According to Open Doors‘ 2024 data, 82 percent of the 4,998 Christians killed worldwide in 2023 were Nigerian. Between 2009 and 2023, more than 52,000 Christians and at least 34,000 moderate Muslims were killed in faith-based attacks by Islamist groups in Nigeria, with approximately five million people displaced.
In 2025 alone, jihadist violence killed more than 7,000 Christians and led to the abduction of an additional 7,800, according to figures cited by US legislators when introducing the House companion bill.
Twelve Nigerian states enforce Sharia law, including blasphemy provisions. Nigeria’s federal government also criminalises blasphemy at the national level.
The bill has not passed. It remains in the Senate Committee on Foreign Relations. No vote date has been confirmed.
Why The Response from Nigeria is Not Purpolar
The Nigerian government has not issued a formal written response to S.2747 at the time of publication. Nigerian officials have publicly described the bill as an attempt to inflame religious tensions and misrepresent the country’s security situation.
Utoo rejected that framing without hesitation. He argued that official opposition to the bill is driven by fear of personal sanctions rather than concern for Nigeria’s international standing.
“It’s not about Nigeria,” he said. “It’s for them. It’s not for all of us.”
Africentra has not independently confirmed which specific Nigerian officials may appear in any US government report connected to this legislation. And at the moment, no Nigerian government spokesperson has confirmed or denied the existence of such a list.
Nigeria was previously designated a Country of Particular Concern by the US State Department in 2021 under the first Trump administration, then removed from that list the same year by the Biden administration. That reversal drew sharp criticism from religious freedom advocates and Christian communities in Nigeria’s Middle Belt and southern states.

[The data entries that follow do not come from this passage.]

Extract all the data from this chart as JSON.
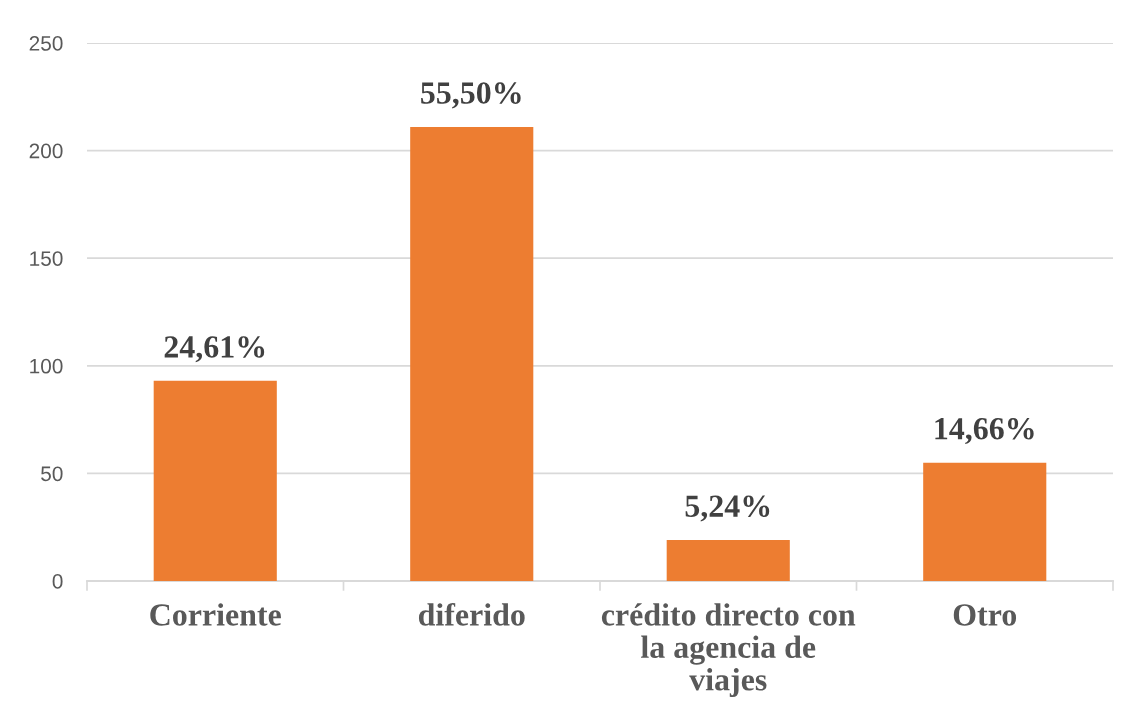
{
  "chart_data": {
    "type": "bar",
    "categories": [
      "Corriente",
      "diferido",
      "crédito directo con\nla agencia de\nviajes",
      "Otro"
    ],
    "values": [
      93,
      211,
      19,
      55
    ],
    "color": "#ed7d31",
    "annotations": [
      {
        "text": "24,61%",
        "x": "Corriente",
        "y": 93
      },
      {
        "text": "55,50%",
        "x": "diferido",
        "y": 211
      },
      {
        "text": "5,24%",
        "x": "crédito directo con\nla agencia de\nviajes",
        "y": 19
      },
      {
        "text": "14,66%",
        "x": "Otro",
        "y": 55
      }
    ],
    "ylim": [
      0,
      250
    ],
    "yticks": [
      0,
      50,
      100,
      150,
      200,
      250
    ],
    "grid": "y"
  }
}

S.2747 would make the designation mandatory by statute, removing executive discretion to reverse it. That is the structural difference between this bill and previous policy moves on Nigeria, and it is the element Utoo says Nigerian officials fear most.
What we still have not confirmed is this. The bill has not passed. Its enactment is not confirmed.
The existence of a specific, formally compiled US government list of named Nigerian officials linked to this legislation has not been publicly confirmed by the State Department or any US official. Utoo referenced such a list in his address. Africentra cannot verify its contents.
Claims that specific governors, judges, or security officials will be designated under this bill if it passes are possibilities under the bill’s framework, not confirmed outcomes.
Whether Utoo’s meeting with Senator Langford and other legislators will influence the bill’s progress through committee has not been a question everyone is asking. It is also right to say that Utoo is not the only advocate fighting for the bill to be passed. There are other Nigerians and non-Nigerians who have been working tirelessly to see the bill become a reality.